Trabalhar em emergência é aprender a gerir o caos diariamente. Pelo menos essa é a realidade no Brasil. Com salas superlotadas e falta de leitos, os médicos emergencistas precisam se desdobrar em dois – quando não mais do que isso – para dar conta da demanda. Em 2015, no entanto, o país deu um importante passo para melhorar essa realidade.
Em outubro do ano passado, a Associação Médica Brasileira (AMB), o Conselho Federal de Medicina (CFM) e a Comissão Nacional de Residência Médica (CNRM) reconheceram, oficialmente, a especialidade de emergencista. Mas como essa medida altera a rotina da população e de quem atua na área? Mais do que isso, quais são as perspectivas para o futuro? Essas e outras perguntas foram respondidas por especialistas no assunto.
A realidade da atuação em emergência
Quando uma pessoa sente alguma palpitação estranha no coração, ela prontamente busca um cardiologista para consultar. Conversa com amigos, busca referências na internet e escolhe. Como explica Ana Paula da Rocha Freitas, coordenadora da residência em Emergência Médica do Hospital de Pronto Socorro (HPS), isso não acontece com o emergencista.
“A especialidade é diferente de qualquer outra. O paciente não nos escolhe, ele chega até a emergência e é atendido pelo médico que está de plantão naquele momento”, detalha. Não existe uma relação prévia de confiança, mas ela precisa ser construída ao longo do atendimento.
Agir sob pressão e risco faz parte do dia a dia do médico que trabalha em uma emergência. Afinal, a máxima de que tempo é vida faz ainda mais sentido para o profissional dessa área. Lidar com tudo isso exige preparo específico, embora essa nem sempre seja a realidade.

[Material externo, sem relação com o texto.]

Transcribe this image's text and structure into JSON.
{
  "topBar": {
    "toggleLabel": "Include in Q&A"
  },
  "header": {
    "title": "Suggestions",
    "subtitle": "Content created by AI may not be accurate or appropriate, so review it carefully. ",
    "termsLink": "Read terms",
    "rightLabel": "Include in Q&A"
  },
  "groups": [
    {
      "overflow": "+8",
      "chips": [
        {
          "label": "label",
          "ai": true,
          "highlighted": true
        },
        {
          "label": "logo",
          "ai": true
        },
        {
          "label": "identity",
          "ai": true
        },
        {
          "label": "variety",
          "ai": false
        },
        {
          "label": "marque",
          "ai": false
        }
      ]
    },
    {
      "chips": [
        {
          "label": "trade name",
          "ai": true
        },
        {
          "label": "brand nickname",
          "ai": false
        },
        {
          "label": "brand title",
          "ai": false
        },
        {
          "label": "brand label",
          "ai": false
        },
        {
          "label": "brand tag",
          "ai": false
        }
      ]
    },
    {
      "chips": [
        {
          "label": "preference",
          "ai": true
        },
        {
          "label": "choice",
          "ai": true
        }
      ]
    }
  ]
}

“Quem fazia e quem faz ainda o serviço de emergencista são médicos que priorizaram esse atendimento. Muitos deles têm um treinamento bastante razoável para isso. Mas também temos aqueles em início ou em fim de carreira, que fazem desse trabalho algo eventual”, explica a vice-presidente do Simers, Maria Rita de Assis Brasil.
Outro problema encontrado diariamente é a já conhecida superlotação, que dificulta o atuação do médico e representa uma violação aos direitos humanos do paciente. Para se
ter uma ideia, a emergência do Hospital Conceição, a maior do Estado, conta com 64 leitos. No mês
de outubro, a média diária de pessoas internadas foi de 139.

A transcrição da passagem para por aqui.